Figure 2 Python Code
# Now hack the "So close" trials by adding samples to the H_0 dataset
## Identify the so-close trials and p-values
hack_index_mask = (pvals >= 0.05) & (pvals < .1)
hacked_datasets = datasets[:, :, hack_index_mask]
n_hacked_trials = hacked_datasets.shape[2]

## Add samples and re-run tests, collecting new p-values
n_additional_samples = 1
hacked_datasets = np.append(hacked_datasets, null.sample((2, n_additional_samples, n_hacked_trials)), axis=1)
hacked_pvals = stats.ttest_ind(hacked_datasets[0], hacked_datasets[1], axis=0).pvalue

# Display resulting hacked p-values distribution
plt.subplots(figsize=(10, 6))
hacked_cnt, hacked_bin_left, hacked_patches = pval_rate_histogram(hacked_pvals, color=COLORS.blue)
inflated_type_I = hacked_patches[0]
inflated_type_I_rate = 100. * hacked_cnt[0]
inflated_type_I.set_label(f"{round(inflated_type_I_rate)}% of Trials are False Positives")
plt.axhline(ALPHA, color=COLORS.dark_red, label='Expected Type I Error Rate')
plt.ylabel('Proportion of Trials')

plt.title(f"p-values of 'Soo close!' trials after adding {n_additional_samples} additional datapoint(s)")

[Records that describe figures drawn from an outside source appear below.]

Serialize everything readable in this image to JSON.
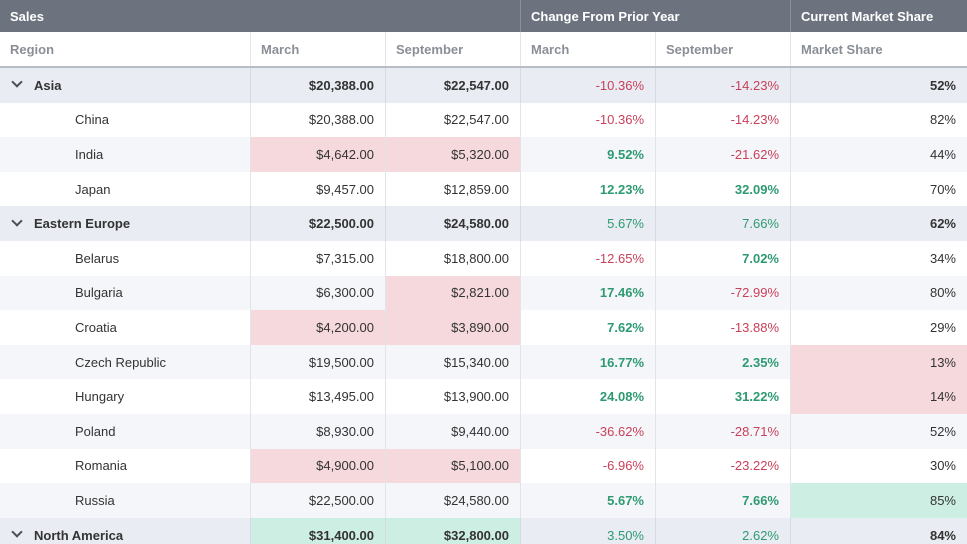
{
  "bands": {
    "sales": "Sales",
    "change": "Change From Prior Year",
    "share": "Current Market Share"
  },
  "headers": {
    "region": "Region",
    "march": "March",
    "september": "September",
    "change_march": "March",
    "change_september": "September",
    "market_share": "Market Share"
  },
  "rows": [
    {
      "type": "group",
      "region": "Asia",
      "march": "$20,388.00",
      "september": "$22,547.00",
      "chg_march": "-10.36%",
      "chg_sept": "-14.23%",
      "share": "52%"
    },
    {
      "type": "child",
      "region": "China",
      "march": "$20,388.00",
      "september": "$22,547.00",
      "chg_march": "-10.36%",
      "chg_sept": "-14.23%",
      "share": "82%"
    },
    {
      "type": "child",
      "region": "India",
      "march": "$4,642.00",
      "september": "$5,320.00",
      "chg_march": "9.52%",
      "chg_sept": "-21.62%",
      "share": "44%"
    },
    {
      "type": "child",
      "region": "Japan",
      "march": "$9,457.00",
      "september": "$12,859.00",
      "chg_march": "12.23%",
      "chg_sept": "32.09%",
      "share": "70%"
    },
    {
      "type": "group",
      "region": "Eastern Europe",
      "march": "$22,500.00",
      "september": "$24,580.00",
      "chg_march": "5.67%",
      "chg_sept": "7.66%",
      "share": "62%"
    },
    {
      "type": "child",
      "region": "Belarus",
      "march": "$7,315.00",
      "september": "$18,800.00",
      "chg_march": "-12.65%",
      "chg_sept": "7.02%",
      "share": "34%"
    },
    {
      "type": "child",
      "region": "Bulgaria",
      "march": "$6,300.00",
      "september": "$2,821.00",
      "chg_march": "17.46%",
      "chg_sept": "-72.99%",
      "share": "80%"
    },
    {
      "type": "child",
      "region": "Croatia",
      "march": "$4,200.00",
      "september": "$3,890.00",
      "chg_march": "7.62%",
      "chg_sept": "-13.88%",
      "share": "29%"
    },
    {
      "type": "child",
      "region": "Czech Republic",
      "march": "$19,500.00",
      "september": "$15,340.00",
      "chg_march": "16.77%",
      "chg_sept": "2.35%",
      "share": "13%"
    },
    {
      "type": "child",
      "region": "Hungary",
      "march": "$13,495.00",
      "september": "$13,900.00",
      "chg_march": "24.08%",
      "chg_sept": "31.22%",
      "share": "14%"
    },
    {
      "type": "child",
      "region": "Poland",
      "march": "$8,930.00",
      "september": "$9,440.00",
      "chg_march": "-36.62%",
      "chg_sept": "-28.71%",
      "share": "52%"
    },
    {
      "type": "child",
      "region": "Romania",
      "march": "$4,900.00",
      "september": "$5,100.00",
      "chg_march": "-6.96%",
      "chg_sept": "-23.22%",
      "share": "30%"
    },
    {
      "type": "child",
      "region": "Russia",
      "march": "$22,500.00",
      "september": "$24,580.00",
      "chg_march": "5.67%",
      "chg_sept": "7.66%",
      "share": "85%"
    },
    {
      "type": "group",
      "region": "North America",
      "march": "$31,400.00",
      "september": "$32,800.00",
      "chg_march": "3.50%",
      "chg_sept": "2.62%",
      "share": "84%"
    }
  ],
  "colors": {
    "band": "#6c737e",
    "group_row": "#e9ecf3",
    "negative": "#c9405a",
    "positive": "#2e9a72",
    "highlight_low": "#f6d9dd",
    "highlight_high": "#cdeee3"
  }
}
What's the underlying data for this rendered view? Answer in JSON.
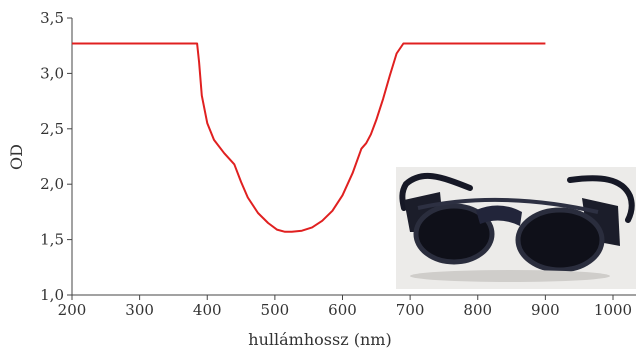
{
  "chart_data": {
    "type": "line",
    "xlabel": "hullámhossz (nm)",
    "ylabel": "OD",
    "xlim": [
      200,
      1020
    ],
    "ylim": [
      1.0,
      3.5
    ],
    "xticks": [
      200,
      300,
      400,
      500,
      600,
      700,
      800,
      900,
      1000
    ],
    "yticks": [
      1.0,
      1.5,
      2.0,
      2.5,
      3.0,
      3.5
    ],
    "xtick_labels": [
      "200",
      "300",
      "400",
      "500",
      "600",
      "700",
      "800",
      "900",
      "1000"
    ],
    "ytick_labels": [
      "1,0",
      "1,5",
      "2,0",
      "2,5",
      "3,0",
      "3,5"
    ],
    "grid": false,
    "line_color": "#e02020",
    "series": [
      {
        "x": [
          200,
          385,
          388,
          392,
          400,
          410,
          425,
          440,
          450,
          460,
          475,
          490,
          503,
          515,
          525,
          540,
          555,
          570,
          585,
          600,
          615,
          628,
          635,
          642,
          650,
          660,
          670,
          680,
          690,
          900
        ],
        "y": [
          3.27,
          3.27,
          3.1,
          2.8,
          2.55,
          2.4,
          2.28,
          2.18,
          2.02,
          1.88,
          1.74,
          1.65,
          1.59,
          1.57,
          1.57,
          1.58,
          1.61,
          1.67,
          1.76,
          1.9,
          2.1,
          2.32,
          2.37,
          2.45,
          2.58,
          2.77,
          2.98,
          3.18,
          3.27,
          3.27
        ]
      }
    ]
  },
  "inset_image": {
    "subject": "dark-lensed protective goggles with side shields",
    "background_color": "#ecebe9",
    "frame_color": "#131523"
  }
}
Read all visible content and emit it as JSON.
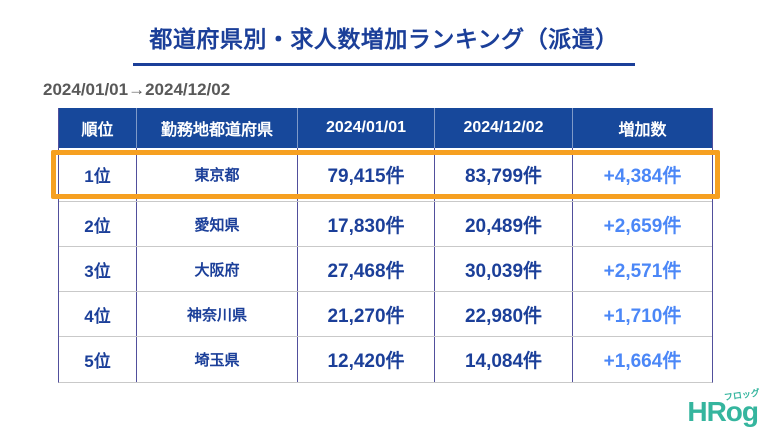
{
  "header": {
    "title": "都道府県別・求人数増加ランキング（派遣）",
    "date_range": "2024/01/01→2024/12/02"
  },
  "table": {
    "columns": [
      "順位",
      "勤務地都道府県",
      "2024/01/01",
      "2024/12/02",
      "増加数"
    ],
    "rows": [
      {
        "rank": "1位",
        "prefecture": "東京都",
        "start": "79,415件",
        "end": "83,799件",
        "increase": "+4,384件"
      },
      {
        "rank": "2位",
        "prefecture": "愛知県",
        "start": "17,830件",
        "end": "20,489件",
        "increase": "+2,659件"
      },
      {
        "rank": "3位",
        "prefecture": "大阪府",
        "start": "27,468件",
        "end": "30,039件",
        "increase": "+2,571件"
      },
      {
        "rank": "4位",
        "prefecture": "神奈川県",
        "start": "21,270件",
        "end": "22,980件",
        "increase": "+1,710件"
      },
      {
        "rank": "5位",
        "prefecture": "埼玉県",
        "start": "12,420件",
        "end": "14,084件",
        "increase": "+1,664件"
      }
    ]
  },
  "chart_data": {
    "type": "table",
    "title": "都道府県別・求人数増加ランキング（派遣）",
    "subtitle": "2024/01/01→2024/12/02",
    "columns": [
      "順位",
      "勤務地都道府県",
      "2024/01/01",
      "2024/12/02",
      "増加数"
    ],
    "rows": [
      [
        "1位",
        "東京都",
        79415,
        83799,
        4384
      ],
      [
        "2位",
        "愛知県",
        17830,
        20489,
        2659
      ],
      [
        "3位",
        "大阪府",
        27468,
        30039,
        2571
      ],
      [
        "4位",
        "神奈川県",
        21270,
        22980,
        1710
      ],
      [
        "5位",
        "埼玉県",
        12420,
        14084,
        1664
      ]
    ],
    "unit": "件",
    "highlighted_row_index": 0
  },
  "footer": {
    "logo_text": "HRog",
    "logo_kana": "フロッグ"
  },
  "colors": {
    "header_bg": "#17489B",
    "dark_blue": "#1B3F99",
    "accent_blue": "#4B87F7",
    "highlight_orange": "#F6A021",
    "logo_teal": "#35B59E",
    "date_gray": "#595959",
    "divider_purple": "#514F9C",
    "row_border_gray": "#C9C9C9"
  }
}
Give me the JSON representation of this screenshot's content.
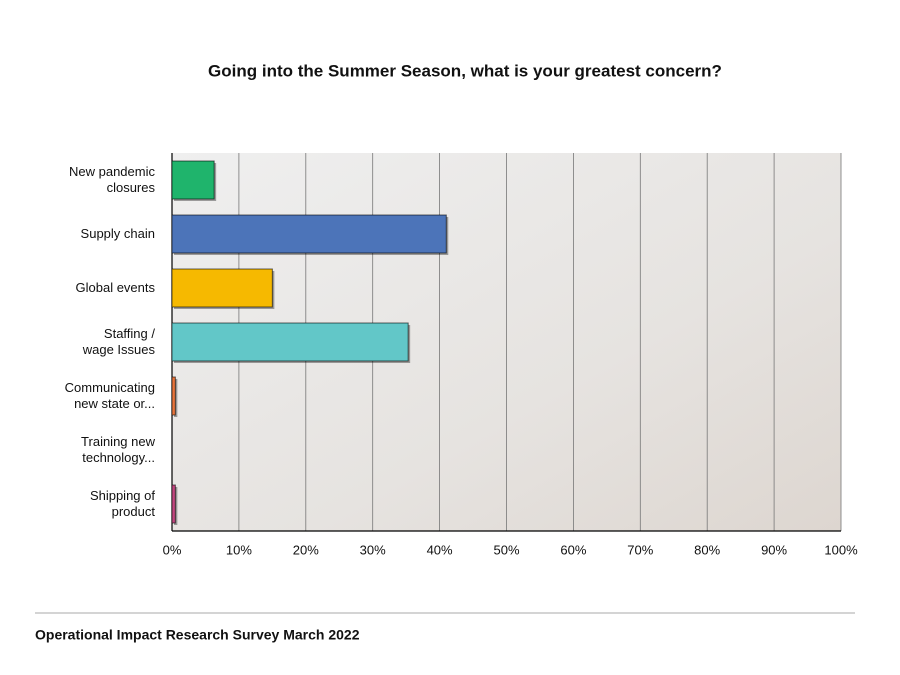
{
  "chart_data": {
    "type": "hbar",
    "title": "Going into the Summer Season, what is your greatest concern?",
    "categories": [
      "New pandemic\nclosures",
      "Supply chain",
      "Global events",
      "Staffing /\nwage Issues",
      "Communicating\nnew state or...",
      "Training new\ntechnology...",
      "Shipping of\nproduct"
    ],
    "values": [
      6.3,
      41,
      15,
      35.3,
      0.5,
      0,
      0.5
    ],
    "colors": [
      "#1fb46c",
      "#4c74b9",
      "#f6b900",
      "#62c7c8",
      "#e8743b",
      "#9a9a9a",
      "#c2467f"
    ],
    "xlim": [
      0,
      100
    ],
    "xticks": [
      {
        "value": 0,
        "label": "0%"
      },
      {
        "value": 10,
        "label": "10%"
      },
      {
        "value": 20,
        "label": "20%"
      },
      {
        "value": 30,
        "label": "30%"
      },
      {
        "value": 40,
        "label": "40%"
      },
      {
        "value": 50,
        "label": "50%"
      },
      {
        "value": 60,
        "label": "60%"
      },
      {
        "value": 70,
        "label": "70%"
      },
      {
        "value": 80,
        "label": "80%"
      },
      {
        "value": 90,
        "label": "90%"
      },
      {
        "value": 100,
        "label": "100%"
      }
    ],
    "grid": true
  },
  "footer": "Operational Impact Research Survey March 2022"
}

To demonstrate how hacking p-values via N chasing inflates false positive rates, we take the “So close” (blue) trials from the simulation in Figure 1, and add to each trial a random data point drawn from the \(H_0\) distribution. We then re-run our two-sample t-tests and histogram the resulting p-values.

Figure 2 shows the resulting distribution of hacked p-values. These trials originally exhibited a False Positive Rate of 0% (i.e. they did not fall into the \(p \le \alpha = 0.05\) bin). However, these trials now exhibit a Type I error rate over 25% (red), nearly 5 times the expected false positive rate 5% (dark red line)! Just from adding a single data point to those trials!

Another piece of evidence suggesting that something has gone awry is that the distribution of p-values on these augmented trials is no longer uniform, but right-skewed. Thus the statistical test on these data is no longer unbiased, instead favoring lower p-values.

The problem here is that we’re adding information into the system by first calculating test statistics/p-values, interpreting the results, then deciding to add more data and testing again. It turns out that this is a flavor of statistical error known as the Multiple Comparisons Problem.1

It’s worth noting that the simulation presented here is based on a pretty small sample size of \(N=10\). Thus, adding a single data point has a much larger effect on Type I error rate than it might for larger sample sizes. However, the effect is consistent on larger \(N\) as well if one is adding new samples to the experiment that are in proportion to \(N\).

Wrapping Up

N chasing is just one of many spooky gotchas that come along with using Null hypothesis-based statistical tests (NHST). This particular p-hacking effect comes up when you know that you’ve run the experiment, did not reach significance, then decide to keep running the experiment after looking at the results. If you’ve ever said something like “oh, let’s just run it a little longer,” then you’re probably p-hacking.

The negative affects of N chasing can be minimized by sticking to standardized protocols for running experiments that use NHSTs: running an initial power analysis to calculate the required sample size for a desired effect size and statistical power, then stopping your data collection once you’ve reached the requirements prescribed by the power analysis. Continuing to collect data beyond what is prescribed will inflate your Type I error rate, and likely provide misleading results for your experiment.